I don't see the difference between your "I think we must" and your uncertainty about "compelled". Of course, you may mean that as a species we must love each other, or wipe each other out; but why must this or that indivual love? Have you never met people who, as far as you could tell, were either incapable of loving or had closed themselves against it?

billl
06-10-2009, 04:19 PM
Have you never met people who, as far as you could tell, were either incapable of loving or had closed themselves against it?
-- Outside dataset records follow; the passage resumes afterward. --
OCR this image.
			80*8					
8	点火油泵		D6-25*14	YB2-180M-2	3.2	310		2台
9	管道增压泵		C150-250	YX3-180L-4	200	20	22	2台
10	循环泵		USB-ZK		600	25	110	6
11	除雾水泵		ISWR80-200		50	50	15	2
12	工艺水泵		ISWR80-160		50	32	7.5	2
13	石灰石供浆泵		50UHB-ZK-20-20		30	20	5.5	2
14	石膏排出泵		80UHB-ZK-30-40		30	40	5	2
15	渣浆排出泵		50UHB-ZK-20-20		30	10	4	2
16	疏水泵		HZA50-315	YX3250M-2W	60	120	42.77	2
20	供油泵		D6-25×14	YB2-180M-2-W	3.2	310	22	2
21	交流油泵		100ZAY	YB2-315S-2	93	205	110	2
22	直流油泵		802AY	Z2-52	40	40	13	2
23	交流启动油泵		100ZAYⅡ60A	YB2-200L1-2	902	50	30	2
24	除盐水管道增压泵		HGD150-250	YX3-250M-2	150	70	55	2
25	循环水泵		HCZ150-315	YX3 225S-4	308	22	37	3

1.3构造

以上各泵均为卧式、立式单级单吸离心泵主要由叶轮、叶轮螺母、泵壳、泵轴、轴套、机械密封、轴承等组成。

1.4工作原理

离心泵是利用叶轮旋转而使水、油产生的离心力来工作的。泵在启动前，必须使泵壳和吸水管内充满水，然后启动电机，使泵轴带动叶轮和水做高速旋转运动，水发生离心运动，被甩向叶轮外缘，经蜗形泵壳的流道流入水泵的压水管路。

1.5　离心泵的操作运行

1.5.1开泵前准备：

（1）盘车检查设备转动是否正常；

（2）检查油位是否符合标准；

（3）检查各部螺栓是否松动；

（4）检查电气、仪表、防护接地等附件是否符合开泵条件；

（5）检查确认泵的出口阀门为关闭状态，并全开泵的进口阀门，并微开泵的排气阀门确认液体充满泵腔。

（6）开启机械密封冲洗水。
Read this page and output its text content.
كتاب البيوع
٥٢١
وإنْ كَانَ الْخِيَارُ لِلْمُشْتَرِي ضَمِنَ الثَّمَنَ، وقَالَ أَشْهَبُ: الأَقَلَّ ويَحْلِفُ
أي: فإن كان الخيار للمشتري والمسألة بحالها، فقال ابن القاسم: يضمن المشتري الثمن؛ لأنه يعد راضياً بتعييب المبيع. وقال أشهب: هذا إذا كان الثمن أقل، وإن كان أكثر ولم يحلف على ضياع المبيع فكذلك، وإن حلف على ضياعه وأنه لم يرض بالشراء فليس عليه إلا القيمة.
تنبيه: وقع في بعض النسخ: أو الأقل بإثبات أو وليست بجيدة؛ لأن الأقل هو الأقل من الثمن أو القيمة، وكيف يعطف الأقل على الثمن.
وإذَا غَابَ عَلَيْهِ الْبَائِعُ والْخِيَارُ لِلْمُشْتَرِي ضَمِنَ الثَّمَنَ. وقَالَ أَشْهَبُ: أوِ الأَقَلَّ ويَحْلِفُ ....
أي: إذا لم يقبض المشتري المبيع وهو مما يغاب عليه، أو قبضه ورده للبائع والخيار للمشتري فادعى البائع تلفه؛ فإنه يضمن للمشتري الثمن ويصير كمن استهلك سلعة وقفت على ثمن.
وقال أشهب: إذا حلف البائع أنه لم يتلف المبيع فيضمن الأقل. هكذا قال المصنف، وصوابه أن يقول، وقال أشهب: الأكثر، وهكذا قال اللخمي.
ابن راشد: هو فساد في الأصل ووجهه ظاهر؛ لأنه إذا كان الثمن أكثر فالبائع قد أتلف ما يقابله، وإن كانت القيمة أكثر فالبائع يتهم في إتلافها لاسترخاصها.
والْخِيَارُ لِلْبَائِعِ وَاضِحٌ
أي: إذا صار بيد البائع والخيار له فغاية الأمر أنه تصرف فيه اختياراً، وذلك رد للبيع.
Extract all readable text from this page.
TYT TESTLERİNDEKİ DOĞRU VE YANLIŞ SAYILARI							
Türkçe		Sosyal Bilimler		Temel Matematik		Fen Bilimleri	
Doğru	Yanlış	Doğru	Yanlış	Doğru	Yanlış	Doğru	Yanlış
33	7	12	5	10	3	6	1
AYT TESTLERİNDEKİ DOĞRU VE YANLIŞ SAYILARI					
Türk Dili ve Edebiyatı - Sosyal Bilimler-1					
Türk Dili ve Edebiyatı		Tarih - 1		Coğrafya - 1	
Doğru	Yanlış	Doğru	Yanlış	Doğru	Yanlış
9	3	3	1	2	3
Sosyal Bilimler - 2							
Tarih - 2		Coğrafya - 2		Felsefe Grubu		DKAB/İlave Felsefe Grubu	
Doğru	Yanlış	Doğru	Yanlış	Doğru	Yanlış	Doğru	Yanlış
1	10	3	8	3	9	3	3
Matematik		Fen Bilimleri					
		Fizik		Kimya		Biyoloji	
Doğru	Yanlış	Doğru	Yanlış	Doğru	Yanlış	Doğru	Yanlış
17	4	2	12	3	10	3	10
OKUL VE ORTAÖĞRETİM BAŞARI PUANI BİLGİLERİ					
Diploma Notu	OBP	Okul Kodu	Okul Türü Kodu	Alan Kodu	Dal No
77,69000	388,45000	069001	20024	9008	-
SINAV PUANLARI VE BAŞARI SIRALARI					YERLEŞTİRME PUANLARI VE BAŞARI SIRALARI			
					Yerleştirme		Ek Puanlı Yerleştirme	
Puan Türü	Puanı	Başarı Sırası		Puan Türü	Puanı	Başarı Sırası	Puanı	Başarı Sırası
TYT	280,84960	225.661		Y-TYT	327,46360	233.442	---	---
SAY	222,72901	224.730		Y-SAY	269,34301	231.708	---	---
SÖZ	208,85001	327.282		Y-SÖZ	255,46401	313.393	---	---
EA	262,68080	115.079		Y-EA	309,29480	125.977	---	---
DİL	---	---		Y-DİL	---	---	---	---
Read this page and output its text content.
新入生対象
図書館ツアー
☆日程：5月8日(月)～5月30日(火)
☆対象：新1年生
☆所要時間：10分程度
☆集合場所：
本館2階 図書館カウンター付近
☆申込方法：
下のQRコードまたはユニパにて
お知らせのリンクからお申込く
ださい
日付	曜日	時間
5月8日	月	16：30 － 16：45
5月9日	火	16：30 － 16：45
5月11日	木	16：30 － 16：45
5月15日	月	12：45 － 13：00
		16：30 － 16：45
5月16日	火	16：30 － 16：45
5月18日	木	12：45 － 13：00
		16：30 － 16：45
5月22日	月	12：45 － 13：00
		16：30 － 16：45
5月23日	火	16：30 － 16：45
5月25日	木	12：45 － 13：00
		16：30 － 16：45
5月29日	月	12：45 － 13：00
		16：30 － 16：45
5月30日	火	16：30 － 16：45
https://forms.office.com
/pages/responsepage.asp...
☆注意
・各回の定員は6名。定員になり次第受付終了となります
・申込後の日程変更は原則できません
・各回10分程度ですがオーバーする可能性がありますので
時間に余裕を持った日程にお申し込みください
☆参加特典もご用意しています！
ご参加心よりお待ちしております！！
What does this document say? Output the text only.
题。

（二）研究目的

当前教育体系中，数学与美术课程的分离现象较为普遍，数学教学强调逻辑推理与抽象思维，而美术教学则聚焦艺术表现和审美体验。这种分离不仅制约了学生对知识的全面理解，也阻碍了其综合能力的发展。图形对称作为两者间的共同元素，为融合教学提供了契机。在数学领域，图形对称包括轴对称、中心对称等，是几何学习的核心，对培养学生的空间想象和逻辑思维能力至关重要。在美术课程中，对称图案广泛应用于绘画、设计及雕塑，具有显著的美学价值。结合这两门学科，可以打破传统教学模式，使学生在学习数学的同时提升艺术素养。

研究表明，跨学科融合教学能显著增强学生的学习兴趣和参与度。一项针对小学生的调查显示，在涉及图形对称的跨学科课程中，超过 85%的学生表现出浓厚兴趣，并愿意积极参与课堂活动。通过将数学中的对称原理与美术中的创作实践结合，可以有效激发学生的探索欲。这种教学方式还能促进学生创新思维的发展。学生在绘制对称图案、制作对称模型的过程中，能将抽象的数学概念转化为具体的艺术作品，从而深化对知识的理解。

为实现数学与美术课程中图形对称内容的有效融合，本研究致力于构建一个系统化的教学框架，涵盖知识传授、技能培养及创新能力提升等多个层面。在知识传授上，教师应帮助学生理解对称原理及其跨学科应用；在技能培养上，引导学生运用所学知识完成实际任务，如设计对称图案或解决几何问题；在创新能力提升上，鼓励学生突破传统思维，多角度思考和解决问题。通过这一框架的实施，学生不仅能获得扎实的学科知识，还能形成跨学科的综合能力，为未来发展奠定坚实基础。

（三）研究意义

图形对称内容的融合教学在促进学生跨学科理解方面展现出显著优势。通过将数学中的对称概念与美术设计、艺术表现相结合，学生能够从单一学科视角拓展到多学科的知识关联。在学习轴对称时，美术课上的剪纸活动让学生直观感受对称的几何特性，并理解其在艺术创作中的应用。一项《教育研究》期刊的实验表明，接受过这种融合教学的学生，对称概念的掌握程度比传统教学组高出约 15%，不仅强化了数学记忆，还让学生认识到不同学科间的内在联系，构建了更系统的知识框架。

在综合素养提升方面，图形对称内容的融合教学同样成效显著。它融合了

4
And then there's the cases when they might be demanding that we love them, or some other particular person. For me, the poem says, "let us love, that's the right way".

PrinceMyshkin
06-11-2009, 07:50 AM
And then there's the cases when they might be demanding that we love them, or some other particular person. For me, the poem says, "let us love, that's the right way".

Thank you and my apologies for re-posting it, but here's a poem I wrote on that subject:




Bottom-line hearts

There are those who give and those who take,
There are those who give but it’s only a trade
watching to see that they get as much
or more in return.

They are capitalists of the heart:
“Buy cheap, sell dear...”
Bottom-line hearts on a flat-line street.